The government's new environment minister says Canadians can expect action.
"This issue has been studied to death. I think there is certainly is a desire on our part to move forward and take realistic concrete action," Environment Minister John Baird said.
Pundits pointed to Baird's appointment earlier this month as a sign that the Harper government needed a new approach on the file.
"I don't think there's any question that the rapidity with which this item has come on the public opinion agenda has surprised the political elites in this country and the Conservatives in particular," Gregg said.
The shift in the public agenda also puts a pressure on the NDP to find ground with the government and work together on an aggressive environmental program, Woolstencroft said.
The Strategic Counsel poll also found that 83 per cent of Canadians agree that global warming has the potential to harm future generations while 14 per cent felt it didn't.
According to the poll's findings, 63 per cent believe Canada should try to keep its commitments under the Kyoto agreement. But 30 per cent felt those goals are unachievable and that we now need our own "made-in-Canada" plan.
The survey also questioned Canadians on which political party they feel has the best plan for the environment.
The Greens got 27 per cent support, while the Liberals came second with 16; the Conservatives followed with 12; the NDP came fourth with 9; and the Bloc Quebecois had 2 per cent.
When asked whether Canadians would vote for their local Green candidate, however, 20 per cent said they were likely to do so while 67 per cent said they were unlikely to cast their ballots for the party.
"That shows they have some ground to grow, but not a lot," Woolstencroft said.
"Their biggest opportunity is getting into the leaders' debate, that's when they would have a significant impact on the landscape," he said.

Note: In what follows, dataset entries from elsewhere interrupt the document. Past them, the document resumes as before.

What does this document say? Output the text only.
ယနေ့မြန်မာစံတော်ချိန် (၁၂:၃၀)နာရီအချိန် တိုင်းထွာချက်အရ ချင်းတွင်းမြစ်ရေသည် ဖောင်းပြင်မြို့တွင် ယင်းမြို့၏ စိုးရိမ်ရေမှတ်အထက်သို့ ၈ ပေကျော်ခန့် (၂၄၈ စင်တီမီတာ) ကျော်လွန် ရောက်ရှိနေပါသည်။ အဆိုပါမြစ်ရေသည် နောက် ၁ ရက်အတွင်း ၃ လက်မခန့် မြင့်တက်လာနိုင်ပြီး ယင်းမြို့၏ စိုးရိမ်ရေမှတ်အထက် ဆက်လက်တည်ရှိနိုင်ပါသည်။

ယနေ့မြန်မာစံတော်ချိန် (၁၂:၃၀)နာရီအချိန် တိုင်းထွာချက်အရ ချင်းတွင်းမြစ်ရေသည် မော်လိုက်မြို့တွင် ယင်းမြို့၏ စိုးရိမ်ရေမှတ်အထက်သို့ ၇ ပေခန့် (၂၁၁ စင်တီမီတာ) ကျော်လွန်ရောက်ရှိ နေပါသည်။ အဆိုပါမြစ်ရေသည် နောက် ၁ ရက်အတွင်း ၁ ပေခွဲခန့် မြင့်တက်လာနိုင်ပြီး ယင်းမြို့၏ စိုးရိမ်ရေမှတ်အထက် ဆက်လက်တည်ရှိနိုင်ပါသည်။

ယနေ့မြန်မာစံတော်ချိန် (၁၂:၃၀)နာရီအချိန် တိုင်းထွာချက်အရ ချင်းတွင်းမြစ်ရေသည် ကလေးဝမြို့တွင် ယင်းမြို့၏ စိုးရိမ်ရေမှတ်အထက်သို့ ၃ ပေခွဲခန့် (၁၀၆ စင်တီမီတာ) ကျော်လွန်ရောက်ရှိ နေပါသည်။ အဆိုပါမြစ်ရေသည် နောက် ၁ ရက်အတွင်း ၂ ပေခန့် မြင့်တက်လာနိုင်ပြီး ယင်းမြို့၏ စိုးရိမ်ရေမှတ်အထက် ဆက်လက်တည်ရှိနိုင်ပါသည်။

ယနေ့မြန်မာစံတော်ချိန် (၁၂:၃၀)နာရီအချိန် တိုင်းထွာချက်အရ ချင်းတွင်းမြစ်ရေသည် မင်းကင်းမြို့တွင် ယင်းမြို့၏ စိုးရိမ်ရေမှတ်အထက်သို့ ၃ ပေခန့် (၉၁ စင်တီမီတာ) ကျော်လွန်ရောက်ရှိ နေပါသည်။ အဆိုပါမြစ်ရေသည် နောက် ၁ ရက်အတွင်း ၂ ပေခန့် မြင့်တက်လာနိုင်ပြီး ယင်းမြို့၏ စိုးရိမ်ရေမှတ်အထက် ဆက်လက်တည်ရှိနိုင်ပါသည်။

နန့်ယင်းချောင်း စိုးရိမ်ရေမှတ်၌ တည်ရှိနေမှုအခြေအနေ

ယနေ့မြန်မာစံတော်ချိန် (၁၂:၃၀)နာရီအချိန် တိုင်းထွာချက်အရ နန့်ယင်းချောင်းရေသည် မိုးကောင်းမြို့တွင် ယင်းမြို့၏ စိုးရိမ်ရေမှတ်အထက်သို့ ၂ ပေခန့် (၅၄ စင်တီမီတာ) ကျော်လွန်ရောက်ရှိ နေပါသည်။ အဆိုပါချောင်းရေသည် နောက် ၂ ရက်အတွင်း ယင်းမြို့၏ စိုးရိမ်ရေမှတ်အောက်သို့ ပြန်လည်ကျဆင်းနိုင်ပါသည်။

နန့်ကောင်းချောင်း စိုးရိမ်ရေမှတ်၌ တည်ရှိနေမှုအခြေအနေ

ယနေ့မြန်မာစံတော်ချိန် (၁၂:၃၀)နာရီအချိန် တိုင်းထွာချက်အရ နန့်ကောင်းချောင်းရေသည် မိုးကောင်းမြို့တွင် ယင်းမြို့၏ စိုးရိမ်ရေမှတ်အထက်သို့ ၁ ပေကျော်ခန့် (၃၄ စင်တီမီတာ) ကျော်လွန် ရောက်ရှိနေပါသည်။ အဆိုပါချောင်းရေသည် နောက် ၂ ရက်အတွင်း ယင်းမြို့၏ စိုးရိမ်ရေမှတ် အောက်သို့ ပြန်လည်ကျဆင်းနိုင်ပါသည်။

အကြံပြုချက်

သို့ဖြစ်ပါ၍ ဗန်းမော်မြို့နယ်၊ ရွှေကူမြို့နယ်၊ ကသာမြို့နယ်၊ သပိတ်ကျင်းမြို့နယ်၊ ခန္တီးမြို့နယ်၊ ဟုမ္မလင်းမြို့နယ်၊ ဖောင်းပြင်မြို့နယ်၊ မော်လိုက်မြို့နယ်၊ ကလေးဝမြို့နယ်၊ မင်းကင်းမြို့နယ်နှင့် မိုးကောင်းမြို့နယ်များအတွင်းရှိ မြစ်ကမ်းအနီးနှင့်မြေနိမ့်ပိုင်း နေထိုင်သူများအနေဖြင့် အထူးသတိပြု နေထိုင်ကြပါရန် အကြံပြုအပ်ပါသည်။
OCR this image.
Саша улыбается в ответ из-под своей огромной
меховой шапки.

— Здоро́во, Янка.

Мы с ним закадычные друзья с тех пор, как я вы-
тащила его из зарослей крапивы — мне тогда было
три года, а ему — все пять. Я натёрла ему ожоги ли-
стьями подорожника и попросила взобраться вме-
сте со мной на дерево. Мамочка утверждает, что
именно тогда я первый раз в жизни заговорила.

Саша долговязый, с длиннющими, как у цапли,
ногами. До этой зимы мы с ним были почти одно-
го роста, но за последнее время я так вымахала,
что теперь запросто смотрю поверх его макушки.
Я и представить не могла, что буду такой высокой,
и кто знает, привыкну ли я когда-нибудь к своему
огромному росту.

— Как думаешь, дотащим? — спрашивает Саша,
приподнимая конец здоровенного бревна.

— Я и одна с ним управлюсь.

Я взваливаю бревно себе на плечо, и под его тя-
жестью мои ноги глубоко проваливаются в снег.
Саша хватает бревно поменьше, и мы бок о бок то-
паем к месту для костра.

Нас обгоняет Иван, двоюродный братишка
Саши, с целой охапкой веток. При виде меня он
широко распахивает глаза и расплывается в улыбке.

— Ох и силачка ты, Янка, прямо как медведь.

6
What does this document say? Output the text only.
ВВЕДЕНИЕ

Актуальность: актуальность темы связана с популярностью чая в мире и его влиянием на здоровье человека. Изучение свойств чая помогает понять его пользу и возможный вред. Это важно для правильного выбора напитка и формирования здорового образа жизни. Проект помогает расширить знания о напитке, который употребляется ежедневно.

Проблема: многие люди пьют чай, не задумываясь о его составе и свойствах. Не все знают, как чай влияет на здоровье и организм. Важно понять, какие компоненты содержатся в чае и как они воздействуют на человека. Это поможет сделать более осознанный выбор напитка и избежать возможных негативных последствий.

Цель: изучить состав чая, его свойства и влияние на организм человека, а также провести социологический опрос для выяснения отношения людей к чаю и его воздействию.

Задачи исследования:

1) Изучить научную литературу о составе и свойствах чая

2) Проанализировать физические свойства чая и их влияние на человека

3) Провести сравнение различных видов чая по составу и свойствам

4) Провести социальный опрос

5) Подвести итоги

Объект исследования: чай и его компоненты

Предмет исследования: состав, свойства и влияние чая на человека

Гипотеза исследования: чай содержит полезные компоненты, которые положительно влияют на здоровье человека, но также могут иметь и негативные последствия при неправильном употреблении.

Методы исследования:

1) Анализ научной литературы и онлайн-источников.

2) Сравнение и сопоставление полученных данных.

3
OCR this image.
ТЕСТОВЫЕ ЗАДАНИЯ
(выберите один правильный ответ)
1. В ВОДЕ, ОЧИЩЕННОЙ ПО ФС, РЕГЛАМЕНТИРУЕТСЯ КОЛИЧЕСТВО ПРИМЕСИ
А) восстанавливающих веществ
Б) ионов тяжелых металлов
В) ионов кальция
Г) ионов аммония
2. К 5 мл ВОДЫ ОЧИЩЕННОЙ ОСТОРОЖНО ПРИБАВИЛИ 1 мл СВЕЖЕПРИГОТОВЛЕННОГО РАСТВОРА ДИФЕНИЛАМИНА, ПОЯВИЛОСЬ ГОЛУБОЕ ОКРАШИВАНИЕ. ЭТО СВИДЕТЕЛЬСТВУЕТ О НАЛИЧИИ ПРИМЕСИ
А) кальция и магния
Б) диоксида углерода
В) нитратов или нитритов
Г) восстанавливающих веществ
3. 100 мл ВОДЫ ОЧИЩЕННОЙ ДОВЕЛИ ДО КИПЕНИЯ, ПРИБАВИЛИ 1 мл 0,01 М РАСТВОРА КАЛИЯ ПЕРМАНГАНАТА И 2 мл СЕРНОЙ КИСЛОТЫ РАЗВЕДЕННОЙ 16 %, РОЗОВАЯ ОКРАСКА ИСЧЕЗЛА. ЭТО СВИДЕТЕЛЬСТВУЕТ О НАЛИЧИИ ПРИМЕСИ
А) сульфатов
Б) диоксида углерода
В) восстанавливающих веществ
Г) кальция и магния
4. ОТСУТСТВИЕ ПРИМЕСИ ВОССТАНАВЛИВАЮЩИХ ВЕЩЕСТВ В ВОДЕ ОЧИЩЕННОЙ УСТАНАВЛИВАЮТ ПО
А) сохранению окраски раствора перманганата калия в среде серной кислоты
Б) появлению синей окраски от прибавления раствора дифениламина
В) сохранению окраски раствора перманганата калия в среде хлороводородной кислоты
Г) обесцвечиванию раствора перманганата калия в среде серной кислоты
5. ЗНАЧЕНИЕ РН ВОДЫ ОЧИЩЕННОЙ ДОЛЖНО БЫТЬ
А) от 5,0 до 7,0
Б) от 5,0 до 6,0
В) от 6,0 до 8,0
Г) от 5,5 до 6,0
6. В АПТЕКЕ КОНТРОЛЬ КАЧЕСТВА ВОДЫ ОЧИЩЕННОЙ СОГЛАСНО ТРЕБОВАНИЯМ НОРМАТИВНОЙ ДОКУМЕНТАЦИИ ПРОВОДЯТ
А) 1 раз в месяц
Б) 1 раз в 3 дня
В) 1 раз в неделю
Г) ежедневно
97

But with environment on the forefront of the agenda, there is no question the Greens will be getting the air time they have been lobbying for, Woolstencroft said.
- Results are based on tracking among a proportionate national sample of Canadians 18 years of age or older.
- Interviews were conducted between Jan. 11 and Jan. 14, 2007.
- The national sample size is 1,000. The margin of error is plus or minus 3.1 percentage points.
- The Quebec sample is 247. The margin of error is 6.3 percentage points.
- The Ontario sample is 379. The margin of error is 5.0 percentage points.
- The Western sample is 297. The margin of error is 5.7 per cent.
- The "rest of Canada" sample is 753. The margin of error is 3.6 per cent.